Mais pour le philosophe allemand, l’hospitalité repose sur une forme de contrat. Elle n’est pas inconditionnelle. Si l’étranger se montre agressif, menaçant, alors, on peut lui refuser l’accès de notre pays. Ni messie, ni ennemi, tel est le migrant. 

« Kant essaie de penser l’hospitalité non pas sous un angle moral, mais comme un problème politique qu’il met en rapport avec la question de la guerre ou de la paix, souligne encore Jacob Rogozinski. A l’heure où la guerre fait rage entre l’Ukraine et la Russie – pour ne parler que de notre continent – nous ne pouvons qu’être interpelés par cette approche, car elle nous permet de dépasser le droit étatique national et concevoir même un droit cosmopolitique, c’est-à-dire un droit des « citoyens du monde », distinct du droit de chaque État. » Evidemment, le promeneur ponctuel de Königsberg ne pouvait imaginer ce que nous appelons aujourd’hui un droit international et des institutions internationales indépendantes des États comme l’ONU. Mais, loin du vertueux moraliste que certains décrivent, il était avant tout soucieux de trouver des réponses pratiques à des problèmes généraux.

Parce qu’il savait que la terre était un espace fini, Kant était convaincu que les êtres humains étaient obligés de coexister les uns avec les autres au lieu de se combattre sans cesse.  

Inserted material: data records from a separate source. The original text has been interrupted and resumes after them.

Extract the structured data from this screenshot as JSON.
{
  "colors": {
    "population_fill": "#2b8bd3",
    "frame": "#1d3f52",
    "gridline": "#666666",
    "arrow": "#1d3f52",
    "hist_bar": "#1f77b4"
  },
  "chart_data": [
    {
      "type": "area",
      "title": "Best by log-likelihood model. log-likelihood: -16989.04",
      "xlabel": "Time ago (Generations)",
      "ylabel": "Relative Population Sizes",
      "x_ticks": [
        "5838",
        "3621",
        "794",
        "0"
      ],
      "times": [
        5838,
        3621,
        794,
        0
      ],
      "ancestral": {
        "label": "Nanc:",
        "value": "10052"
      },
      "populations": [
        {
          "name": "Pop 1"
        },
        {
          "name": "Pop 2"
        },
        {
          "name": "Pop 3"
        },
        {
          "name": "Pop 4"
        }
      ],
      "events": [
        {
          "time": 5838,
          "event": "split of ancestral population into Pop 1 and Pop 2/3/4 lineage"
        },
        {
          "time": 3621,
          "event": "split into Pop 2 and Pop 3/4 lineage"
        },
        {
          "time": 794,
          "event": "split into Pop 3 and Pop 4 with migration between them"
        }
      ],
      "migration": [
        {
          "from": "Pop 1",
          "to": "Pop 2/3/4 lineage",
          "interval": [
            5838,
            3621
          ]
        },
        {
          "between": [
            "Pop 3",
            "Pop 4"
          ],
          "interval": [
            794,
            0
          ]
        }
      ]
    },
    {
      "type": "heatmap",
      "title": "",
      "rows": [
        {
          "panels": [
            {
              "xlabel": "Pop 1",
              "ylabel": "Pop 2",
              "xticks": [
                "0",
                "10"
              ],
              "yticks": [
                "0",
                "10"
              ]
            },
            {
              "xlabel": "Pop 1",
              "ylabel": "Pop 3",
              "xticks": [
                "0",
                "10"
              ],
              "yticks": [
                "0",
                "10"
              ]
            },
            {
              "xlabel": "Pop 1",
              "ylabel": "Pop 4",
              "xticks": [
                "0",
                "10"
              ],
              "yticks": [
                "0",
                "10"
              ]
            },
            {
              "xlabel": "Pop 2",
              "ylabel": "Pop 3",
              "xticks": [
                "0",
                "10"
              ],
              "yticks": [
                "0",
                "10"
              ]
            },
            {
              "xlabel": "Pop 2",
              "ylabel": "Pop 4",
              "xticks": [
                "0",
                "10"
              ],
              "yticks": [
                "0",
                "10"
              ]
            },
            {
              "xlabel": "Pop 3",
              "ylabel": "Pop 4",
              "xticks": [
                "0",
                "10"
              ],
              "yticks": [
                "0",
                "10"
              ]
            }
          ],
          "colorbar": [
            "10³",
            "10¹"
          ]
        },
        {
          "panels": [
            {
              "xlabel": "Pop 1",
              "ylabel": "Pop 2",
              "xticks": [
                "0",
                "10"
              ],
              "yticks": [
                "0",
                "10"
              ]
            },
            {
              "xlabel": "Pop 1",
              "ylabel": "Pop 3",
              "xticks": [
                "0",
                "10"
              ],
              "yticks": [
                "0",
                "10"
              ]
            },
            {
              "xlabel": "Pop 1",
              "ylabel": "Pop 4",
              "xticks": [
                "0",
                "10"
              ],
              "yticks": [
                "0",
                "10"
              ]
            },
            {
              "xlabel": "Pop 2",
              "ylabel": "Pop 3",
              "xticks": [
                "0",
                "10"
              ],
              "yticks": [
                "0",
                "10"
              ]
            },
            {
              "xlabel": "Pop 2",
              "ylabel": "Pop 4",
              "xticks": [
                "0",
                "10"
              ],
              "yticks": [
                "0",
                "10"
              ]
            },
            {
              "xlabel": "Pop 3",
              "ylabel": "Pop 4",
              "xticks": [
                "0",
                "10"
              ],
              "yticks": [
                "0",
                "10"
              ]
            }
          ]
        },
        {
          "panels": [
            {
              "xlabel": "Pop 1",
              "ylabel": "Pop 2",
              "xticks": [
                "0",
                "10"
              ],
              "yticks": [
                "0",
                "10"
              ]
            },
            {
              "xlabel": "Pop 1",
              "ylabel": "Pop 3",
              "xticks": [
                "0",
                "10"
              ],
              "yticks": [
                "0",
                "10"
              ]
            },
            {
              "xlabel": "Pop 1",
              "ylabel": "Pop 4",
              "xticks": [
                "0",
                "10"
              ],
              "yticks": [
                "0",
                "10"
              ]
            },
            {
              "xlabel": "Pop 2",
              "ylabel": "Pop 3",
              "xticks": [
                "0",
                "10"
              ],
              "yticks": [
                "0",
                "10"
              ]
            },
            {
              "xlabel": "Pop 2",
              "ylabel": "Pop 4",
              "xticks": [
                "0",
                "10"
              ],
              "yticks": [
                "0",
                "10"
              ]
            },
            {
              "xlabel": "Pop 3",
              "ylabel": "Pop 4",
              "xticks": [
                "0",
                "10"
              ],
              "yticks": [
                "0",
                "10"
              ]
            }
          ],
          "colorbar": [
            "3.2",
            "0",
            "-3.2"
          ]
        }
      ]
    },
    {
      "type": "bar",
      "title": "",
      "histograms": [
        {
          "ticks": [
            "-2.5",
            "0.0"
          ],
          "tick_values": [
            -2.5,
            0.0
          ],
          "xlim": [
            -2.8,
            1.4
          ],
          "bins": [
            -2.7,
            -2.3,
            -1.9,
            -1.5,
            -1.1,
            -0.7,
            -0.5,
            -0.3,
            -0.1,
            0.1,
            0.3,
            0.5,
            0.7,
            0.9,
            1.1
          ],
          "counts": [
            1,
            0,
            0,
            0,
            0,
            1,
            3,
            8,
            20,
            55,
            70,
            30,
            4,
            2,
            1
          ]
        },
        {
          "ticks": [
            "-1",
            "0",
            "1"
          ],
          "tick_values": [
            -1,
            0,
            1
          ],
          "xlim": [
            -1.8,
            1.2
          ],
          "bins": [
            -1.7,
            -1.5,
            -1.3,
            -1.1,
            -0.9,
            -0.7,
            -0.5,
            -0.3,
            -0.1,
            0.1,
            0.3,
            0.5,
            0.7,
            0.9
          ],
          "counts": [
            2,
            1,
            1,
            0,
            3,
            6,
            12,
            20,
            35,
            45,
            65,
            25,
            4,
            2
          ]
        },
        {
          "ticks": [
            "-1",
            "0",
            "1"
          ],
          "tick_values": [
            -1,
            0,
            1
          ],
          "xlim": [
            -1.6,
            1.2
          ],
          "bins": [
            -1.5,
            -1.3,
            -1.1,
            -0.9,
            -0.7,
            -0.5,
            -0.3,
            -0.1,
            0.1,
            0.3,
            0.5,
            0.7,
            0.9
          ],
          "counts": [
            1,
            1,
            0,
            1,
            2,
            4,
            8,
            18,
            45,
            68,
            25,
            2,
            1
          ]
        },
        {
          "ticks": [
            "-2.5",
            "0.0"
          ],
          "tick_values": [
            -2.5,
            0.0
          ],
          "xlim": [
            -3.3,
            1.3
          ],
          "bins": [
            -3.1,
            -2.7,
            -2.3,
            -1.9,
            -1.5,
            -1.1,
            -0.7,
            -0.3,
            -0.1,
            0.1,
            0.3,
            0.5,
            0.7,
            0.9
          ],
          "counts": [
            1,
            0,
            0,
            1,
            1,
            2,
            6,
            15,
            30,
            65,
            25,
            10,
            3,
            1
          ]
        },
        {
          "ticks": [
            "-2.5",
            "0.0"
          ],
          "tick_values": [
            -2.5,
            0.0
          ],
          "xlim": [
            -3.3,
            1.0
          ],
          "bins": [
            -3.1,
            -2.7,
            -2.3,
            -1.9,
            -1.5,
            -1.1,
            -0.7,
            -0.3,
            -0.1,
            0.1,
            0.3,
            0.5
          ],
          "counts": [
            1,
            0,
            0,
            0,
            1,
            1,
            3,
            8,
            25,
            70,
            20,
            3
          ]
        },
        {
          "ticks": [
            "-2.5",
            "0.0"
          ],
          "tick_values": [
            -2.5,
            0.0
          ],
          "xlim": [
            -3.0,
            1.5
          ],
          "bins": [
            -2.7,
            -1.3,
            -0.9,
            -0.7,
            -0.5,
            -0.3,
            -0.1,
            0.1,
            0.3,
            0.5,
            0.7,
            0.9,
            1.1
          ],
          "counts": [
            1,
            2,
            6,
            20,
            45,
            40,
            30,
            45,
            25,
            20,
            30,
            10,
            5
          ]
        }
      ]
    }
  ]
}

Renouer avec la possibilité de l’accueil

Jacob Rogozinski développe dans son livre des argumentaires passionnants, que nous vous encourageons vivement à découvrir. On ne peut verser dans l’angélisme, c’est une affaire entendue. Mais faut-il brader pour autant ce qui fait de la France un pays pas comme les autres ? Il y a quatre-vingts ans, le 6 avril 1944, la gestapo de Lyon, sous les ordres de Klaus Barbie, est venue arrêter 44 enfants juifs et les sept adultes qui les encadraient dans la maison d’Izieu. Tandis que les nazis les forçaient à monter dans les camions, les gosses ont entonné : « vous n’aurez pas l’Alsace et la Lorraine et malgré vous, nous resterons Français. » Peut-être leur exemple inspirera-t-il les électeurs, le 9 juin prochain.